Маковский замечает: "Вот чему лично я был свидетелем… Хозяин мастерской куда-то вышел, а гости разбрелись по комнате, где ковром лежали на полу очередные декорации, помнится — к "Орфею" Глюка. Я прогуливался с Волошиным, Гумилев шел впереди нас, с кем-то из писателей. Волошин казался взволнованным. Вдруг, поравнявшись с Гумилевым, не произнося ни слова, он размахнулся и изо всей силы ударил его по лицу могучей своей ладонью. Сразу побагровела щека Гумилева, и глаз припух. Он бросился было на обидчика с кулаками. Но его оттащили — не допускать же рукопашной между хилым Николаем Степановичем и таким силачом, как Волошин. Вызов на поединок произошел сразу же…"

Дальше долго и путано (повторяя обстоятельства пушкинской дуэли) обговариваются правила дуэли, Гумилёва наконец уломали стреляться на пятнадцати шагах.
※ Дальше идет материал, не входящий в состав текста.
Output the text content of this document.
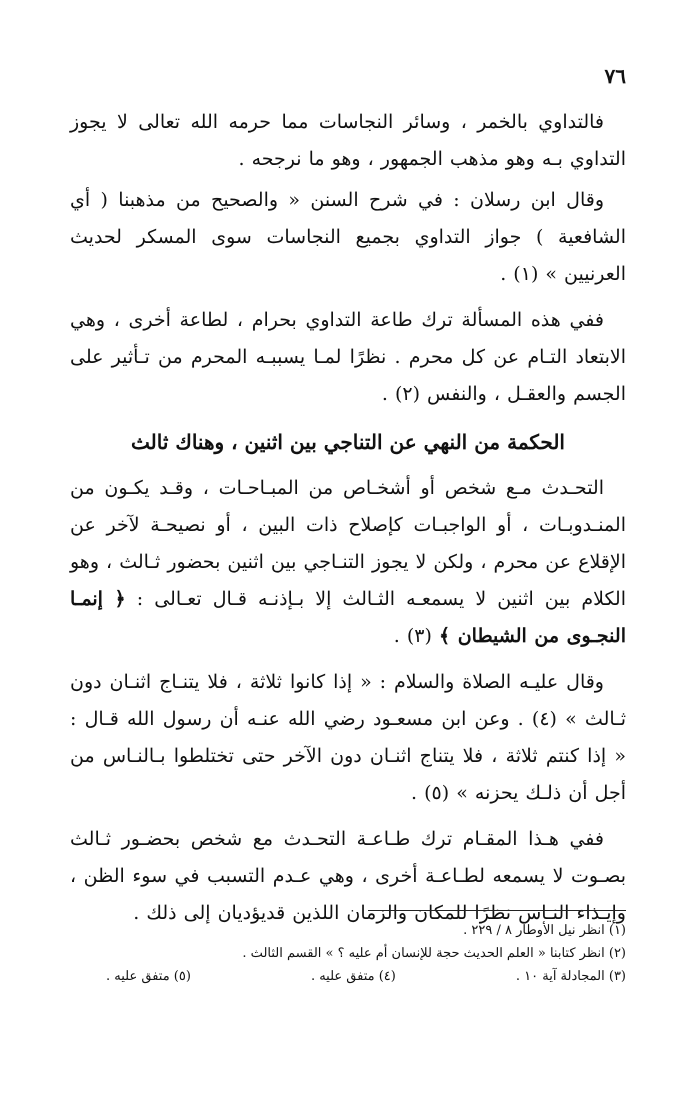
٧٦

فالتداوي بالخمر ، وسائر النجاسات مما حرمه الله تعالى لا يجوز التداوي بـه وهو مذهب الجمهور ، وهو ما نرجحه .

وقال ابن رسلان : في شرح السنن « والصحيح من مذهبنا ( أي الشافعية ) جواز التداوي بجميع النجاسات سوى المسكر لحديث العرنيين » (١) .

ففي هذه المسألة ترك طاعة التداوي بحرام ، لطاعة أخرى ، وهي الابتعاد التـام عن كل محرم . نظرًا لمـا يسببـه المحرم من تـأثير على الجسم والعقـل ، والنفس (٢) .

الحكمة من النهي عن التناجي بين اثنين ، وهناك ثالث

التحـدث مـع شخص أو أشخـاص من المبـاحـات ، وقـد يكـون من المنـدوبـات ، أو الواجبـات كإصلاح ذات البين ، أو نصيحـة لآخر عن الإقلاع عن محرم ، ولكن لا يجوز التنـاجي بين اثنين بحضور ثـالث ، وهو الكلام بين اثنين لا يسمعـه الثـالث إلا بـإذنـه قـال تعـالى : ﴿ إنمـا النجـوى من الشيطان ﴾ (٣) .

وقال عليـه الصلاة والسلام : « إذا كانوا ثلاثة ، فلا يتنـاج اثنـان دون ثـالث » (٤) . وعن ابن مسعـود رضي الله عنـه أن رسول الله قـال : « إذا كنتم ثلاثة ، فلا يتناج اثنـان دون الآخر حتى تختلطوا بـالنـاس من أجل أن ذلـك يحزنه » (٥) .

ففي هـذا المقـام ترك طـاعـة التحـدث مع شخص بحضـور ثـالث بصـوت لا يسمعه لطـاعـة أخرى ، وهي عـدم التسبب في سوء الظن ، وإيـذاء النـاس نظرًا للمكان والزمان اللذين قديؤديان إلى ذلك .

(١) انظر نيل الأوطار ٨ / ٢٢٩ .

(٢) انظر كتابنا « العلم الحديث حجة للإنسان أم عليه ؟ » القسم الثالث .

(٣) المجادلة آية ١٠ .
(٤) متفق عليه .
(٥) متفق عليه .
Тут надо оговориться, что за пару лет до этого Гумилёв дважды собирался свести счёты с жизнью, таскал с собой кусок мышьяка величиной «с половину сахарного» и т. д. То есть, для него всё было более чем серьёзно, и отношения со смертью у него были куда более близкие, чем у жизнелюба Волошина.

Настало слякотное 22 ноября 1909 года. Сразу начались эстетические безобразия — по дороге машина Гумилёва застряла, нагнали противники. Общими усилиями секундантов и дворников машину вытащили, потеряв пресловутую галошу — но дуэльный кодекс валился к морским чертям-габриакам.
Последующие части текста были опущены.